Los hombres de campo en aquellas circunstancias tan adversas se pasaban el día en casa, alimentando los animales, afilando los útiles de labranza, limpiando la cuadra y cuando terminaban todo este trabajo, cogían el banco alpargatero y hacían alpargatas, pero nunca holgazaneaban. Bernat estaba sentado en una silla de enea, frente a la lumbre, sin hacer nada, observando como la llama se movía y la madera crepitaba al consumirse por el fuego. Harto, se levantó y buscó a Joaquina, la dueña del hostal.
—No tendrás esparto por un casual —le dijo cuando ésta le dio permiso para entrar en la cocina, donde preparaba la comida para los huéspedes.
—¿Quieres hacer alpargatas?
—¡Qué se le va a hacer, si no hay nada mejor! —le repuso Bernat.
—¿Tú sabes hacer alpargatas?
—Sí. Mi padre nos enseñó, nunca las hizo para vender. Él tenía un refrán que cumplía a rajatabla y siempre que había semanas lluviosas se ponía a hacer alpargatas. Con ellas nos calzábamos y nunca tuvimos necesidad de comprarlas.
—¿Qué refrán era? —se interesó Joaquina.
—" Quant als núvols veges per les Fontanelles pica espart per a fer espardenyes". Porque en Villalonga, cuando las nubes vienen por detrás del montículo de Les Fontanelles, siempre es para quedarse y descargan agua durante una semana.
—¡Qué suerte que puedas prever el tiempo con tanta anticipación! —le dijo coqueta.
—No lo anticipamos, las vemos llegar un día antes y cuando vienen por allí, sabemos que, la dirección del viento hace que se queden una tiempo atrapadas en la Safor. Bueno, que no quiero entretenerte, ¿tienes esparto?
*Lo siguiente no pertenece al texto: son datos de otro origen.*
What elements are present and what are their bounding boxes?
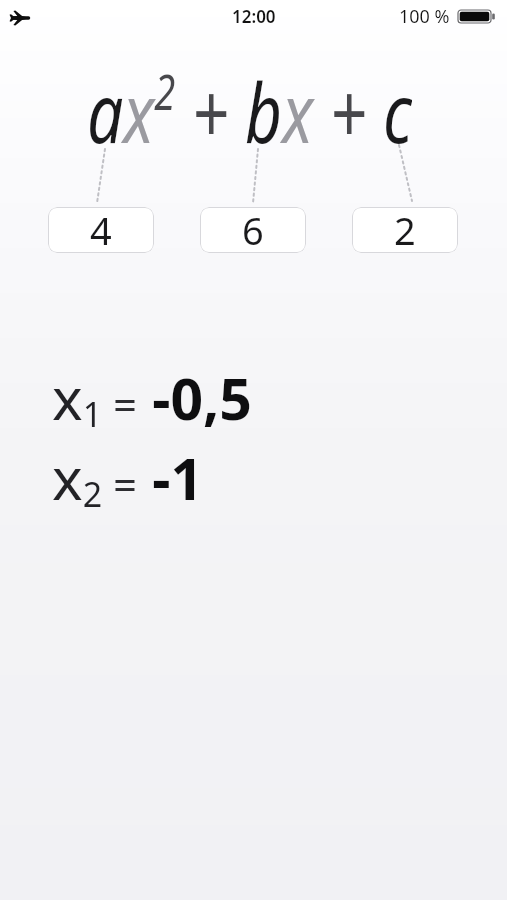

—Creo que en la bodega hay un manojo, un banco alpargatero y una agramadera, cógelas y diviértete —le dijo Joaquina con picardía—. Cuando termine de amasar el pan, te traigo un poco de tela y unas cintas, si le haces el remontado de tela, ahorrarás esparto y te saldrán dos pares, uno para ti y el otro para Jordi.
—¿Qué número calza tu hijo?
—Un veintisiete, aunque Jordi es joven ya necesita alpargatas de persona mayor.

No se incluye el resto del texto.